Es war ein langer komplizierter Weg, bis das Album schliesslich in dieser Form erschien. Schon während der Europatournee 1982 hielt ELO Ausschau nach einem geeigneten Studio für neue Aufnahmen. Man wollte nach Jahren im Musicland mal was anderes. So testete man die Abba-Studios, ein Studio in Paris und einige weitere wie eben dieses hier in Hilversum. Einige Stücke wie Rock And Roll is King und Train Of Gold wurden somit schon im Februar 1982 begonnen, als ELO in Holland Konzerte gaben. Im August begannen dann die eigentlichen Album-Sessions. Der Arbeitstitel für das Album war „Unexpected Moments“. Es sollte ein Doppelalbum werden, d. h. eine Seite Livealbum Europa-Time Tour und eine Seite Studio. IM Studio (jawoll) schrieb Jeff dann aber so viele Songs, dass man nun an ein richtiges Doppelalbum dachte. Es sollte im Dezember 1982 veröffentlicht werden, doch die Distribution Company stoppte letztlich das Doppelalbum aus Kostengründen , Anfang 1983. So wurde daraus ein Einfachalbum, wobei man ihm anmerkt, dass es als Doppelalbum konzipiert ist. Es wurde übrigens ein Masterband vom Doppelalbum erstellt.

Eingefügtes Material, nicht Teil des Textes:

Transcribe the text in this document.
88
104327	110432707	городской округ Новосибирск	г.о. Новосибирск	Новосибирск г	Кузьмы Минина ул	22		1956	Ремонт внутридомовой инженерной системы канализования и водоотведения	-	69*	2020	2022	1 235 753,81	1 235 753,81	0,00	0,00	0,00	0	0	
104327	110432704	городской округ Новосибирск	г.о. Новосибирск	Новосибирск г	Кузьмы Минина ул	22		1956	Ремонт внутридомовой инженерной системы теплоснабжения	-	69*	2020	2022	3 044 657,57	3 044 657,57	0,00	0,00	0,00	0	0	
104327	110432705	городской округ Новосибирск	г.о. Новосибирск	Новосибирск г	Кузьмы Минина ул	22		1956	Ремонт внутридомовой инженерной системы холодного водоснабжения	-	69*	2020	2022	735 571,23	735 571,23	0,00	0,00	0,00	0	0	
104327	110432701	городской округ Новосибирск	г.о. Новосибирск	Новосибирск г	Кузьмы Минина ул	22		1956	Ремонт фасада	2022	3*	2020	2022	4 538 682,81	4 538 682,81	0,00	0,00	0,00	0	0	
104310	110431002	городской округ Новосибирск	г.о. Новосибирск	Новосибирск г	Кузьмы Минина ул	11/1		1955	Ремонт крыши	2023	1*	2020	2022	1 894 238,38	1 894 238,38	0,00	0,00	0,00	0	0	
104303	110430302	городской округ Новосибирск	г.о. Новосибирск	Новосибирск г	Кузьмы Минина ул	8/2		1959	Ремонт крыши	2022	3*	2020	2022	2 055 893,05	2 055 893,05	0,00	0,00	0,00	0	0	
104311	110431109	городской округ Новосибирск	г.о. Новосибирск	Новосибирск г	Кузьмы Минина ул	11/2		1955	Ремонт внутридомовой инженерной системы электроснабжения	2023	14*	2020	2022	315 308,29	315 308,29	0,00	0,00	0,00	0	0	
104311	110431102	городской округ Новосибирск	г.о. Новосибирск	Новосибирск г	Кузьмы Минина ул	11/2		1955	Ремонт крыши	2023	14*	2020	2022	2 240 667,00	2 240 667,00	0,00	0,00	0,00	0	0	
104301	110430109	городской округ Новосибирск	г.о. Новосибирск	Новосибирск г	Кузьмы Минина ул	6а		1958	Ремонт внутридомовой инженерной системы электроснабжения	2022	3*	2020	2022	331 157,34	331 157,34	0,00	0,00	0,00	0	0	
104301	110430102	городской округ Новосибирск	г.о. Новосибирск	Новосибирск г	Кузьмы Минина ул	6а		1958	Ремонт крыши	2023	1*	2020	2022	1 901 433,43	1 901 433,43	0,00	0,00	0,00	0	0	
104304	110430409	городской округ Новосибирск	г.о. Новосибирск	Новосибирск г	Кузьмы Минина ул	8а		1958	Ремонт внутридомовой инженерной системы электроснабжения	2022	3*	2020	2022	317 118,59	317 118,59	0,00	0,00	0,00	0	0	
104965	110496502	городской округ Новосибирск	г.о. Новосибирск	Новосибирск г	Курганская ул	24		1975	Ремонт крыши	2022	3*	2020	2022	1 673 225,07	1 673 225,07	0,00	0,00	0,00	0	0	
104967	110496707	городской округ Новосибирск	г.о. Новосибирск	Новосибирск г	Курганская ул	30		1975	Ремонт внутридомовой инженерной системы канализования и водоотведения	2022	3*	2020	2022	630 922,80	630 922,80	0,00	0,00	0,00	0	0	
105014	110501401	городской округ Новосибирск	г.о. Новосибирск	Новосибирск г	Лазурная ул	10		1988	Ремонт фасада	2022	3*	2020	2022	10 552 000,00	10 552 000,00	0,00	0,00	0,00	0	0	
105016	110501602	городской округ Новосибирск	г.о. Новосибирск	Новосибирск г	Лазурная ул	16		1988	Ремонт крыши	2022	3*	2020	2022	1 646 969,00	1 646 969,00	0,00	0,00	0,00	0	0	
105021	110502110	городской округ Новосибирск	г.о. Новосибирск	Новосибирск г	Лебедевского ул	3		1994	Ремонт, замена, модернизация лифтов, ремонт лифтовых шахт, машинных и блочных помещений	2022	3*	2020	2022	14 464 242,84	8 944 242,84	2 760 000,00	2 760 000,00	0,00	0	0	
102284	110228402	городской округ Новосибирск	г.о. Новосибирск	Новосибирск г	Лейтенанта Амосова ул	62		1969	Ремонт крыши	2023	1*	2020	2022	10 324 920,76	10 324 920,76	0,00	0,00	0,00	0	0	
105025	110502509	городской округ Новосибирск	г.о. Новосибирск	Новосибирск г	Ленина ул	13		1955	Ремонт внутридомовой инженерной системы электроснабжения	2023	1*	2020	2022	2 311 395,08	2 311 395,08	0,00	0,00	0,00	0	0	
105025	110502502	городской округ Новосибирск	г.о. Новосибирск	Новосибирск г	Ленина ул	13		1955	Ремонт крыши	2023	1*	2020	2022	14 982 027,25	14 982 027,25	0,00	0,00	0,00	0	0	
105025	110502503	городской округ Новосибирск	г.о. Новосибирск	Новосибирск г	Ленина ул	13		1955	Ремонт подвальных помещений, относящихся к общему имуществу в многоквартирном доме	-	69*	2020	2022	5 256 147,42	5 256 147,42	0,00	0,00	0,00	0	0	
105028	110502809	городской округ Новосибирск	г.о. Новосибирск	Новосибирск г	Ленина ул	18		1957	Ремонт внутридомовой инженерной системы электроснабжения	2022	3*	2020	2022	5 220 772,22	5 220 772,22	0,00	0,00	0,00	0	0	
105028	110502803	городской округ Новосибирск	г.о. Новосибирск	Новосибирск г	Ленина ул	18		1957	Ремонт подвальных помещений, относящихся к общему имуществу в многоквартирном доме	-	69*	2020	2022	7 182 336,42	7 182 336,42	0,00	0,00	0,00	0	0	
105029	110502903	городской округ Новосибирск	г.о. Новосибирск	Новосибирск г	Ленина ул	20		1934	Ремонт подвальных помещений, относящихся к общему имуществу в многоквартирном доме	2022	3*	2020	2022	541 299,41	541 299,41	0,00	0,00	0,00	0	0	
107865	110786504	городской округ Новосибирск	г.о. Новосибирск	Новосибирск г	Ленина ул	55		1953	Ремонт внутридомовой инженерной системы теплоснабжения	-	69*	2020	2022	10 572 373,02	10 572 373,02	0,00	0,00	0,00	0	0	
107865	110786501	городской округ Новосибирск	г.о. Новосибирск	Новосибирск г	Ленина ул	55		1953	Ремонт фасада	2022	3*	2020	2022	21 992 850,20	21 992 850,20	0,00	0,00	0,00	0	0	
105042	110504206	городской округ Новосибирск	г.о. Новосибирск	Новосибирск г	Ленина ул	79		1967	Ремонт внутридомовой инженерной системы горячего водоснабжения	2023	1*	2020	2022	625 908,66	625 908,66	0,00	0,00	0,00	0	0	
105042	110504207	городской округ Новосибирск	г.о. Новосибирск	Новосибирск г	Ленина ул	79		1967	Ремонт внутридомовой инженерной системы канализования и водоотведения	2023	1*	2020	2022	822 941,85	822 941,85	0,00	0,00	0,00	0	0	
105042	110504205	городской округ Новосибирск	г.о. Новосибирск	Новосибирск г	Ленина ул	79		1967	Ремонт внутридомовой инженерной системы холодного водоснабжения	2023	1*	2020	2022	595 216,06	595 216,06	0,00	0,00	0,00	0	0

Die für das finale Album verwendeten Sessions gingen von December 1982 bis Februar 1983.

3. Zielsetzung/Stil

Inhaltlich wie musikalisch lag SECRET MESSAGES ein klares Konzept zugrunde. Inhaltlich setzte man sich mit Anschuldigungen aus den 70ern auseinander, nach denen ELO teuflische Botschaften in ihren Songs versteckt hätten. ELO machten wie andere Gruppen tatsächlich häufiger Gebrauch von rückwärts eingespielten Passagen, aber nur wegen des Effektes/als Gag. Alles andere war an den Haaren herbeigezogen. SecMessages war nun ELO’s lustige Auseinandersetzung mit geheimen Botschaften. Der Titelsong führt in das Thema des Albums ein. Auf dem ganzen Album verteilt finden sich lustige kleine Geheimbotschaften unterschiedlicher Art: hauptsächlich geht es um kleine Rückwärtsbotschaften, beschleunigte Passagen oder Morsecodes, oder auch Anspielungen. Aber auch das Coverkonzept ist auf die Thematik abgestimmt. Weiter ist in diesem Zusammenhang eine Betrachtung der Songtexte interessant. Aufschlussreich dazu sind Aussagen von Lynne dazu 1983, dass er mit den Texten auf SM versuche, viel zu sagen, ohne wirklich etwas zu sagen. Eine Herangehensweise, die sich sehr gut in die Grundidee des Albums einfügt. Auf einer dritten Ebene lässt sich sagen, dass bei fast allen Songs auch im eigentlichen Songtext das Grundthema „Geheime Botschaften, Geheimnisse und Rätsel“ in irgendeiner Form verarbeitet wird. Bei „Letter From Spain“ oder „Four Little Diamonds“ zum Beispiel, aber auch bei „Time After Time“ (the visions in the air; from far away there comes a warning sound … ), Bluebird (the signs are pointing all one way but you don’t realise just what they say…), Endless Lies (Endless lies shine in your eyes), Mandalay (birds .. they are the messengers of dreams) usw. Secret Messages war von der GRundidee ein sehr interessantes Konzept. Beim ursprünglichen Album waren auch alle Songs durch INterludes verbunden. Leider wurde das Konzept durch die Reduktion auf ein Einfachalbum etwas geschwächt, da vieles unter den Tisch fiel.
Musikalisch gesehen führt Secret Messages einerseits den elektronischen Ansatz von TIME weiter. Lynne begeisterte sich damals für die neuesten Synthesiser, Fairlights und Drumcomputer. In Interviews 1982 betonte Lynne, dass das neue Album sehr elektronisch klingen sollte. Klingt es auch, dennoch hat Lynne im Laufe des Projektes das Konzept überdacht und sich eher für eine Mixtur aus Elektronik und Gitarrenklängen entschieden (hing auch damit zusammen, dass er mit Dave Edmunds zusammenarbeitete). Im Vergleich zu TIME gibt es viel mehr Gitarren und viele z.T. im Mix versteckte Gitarrensoli.
Es wurden Synthies von Oberheim,Moog, Yamaha, Korg, Wurlitzer, Roland, ARP etc verwendet, Gitarren Gibson, Fender, Ovation und Electric Pianos Fender, Wurlitzer. Dominierend auch der Drumcomputer von Oberheim (DMX).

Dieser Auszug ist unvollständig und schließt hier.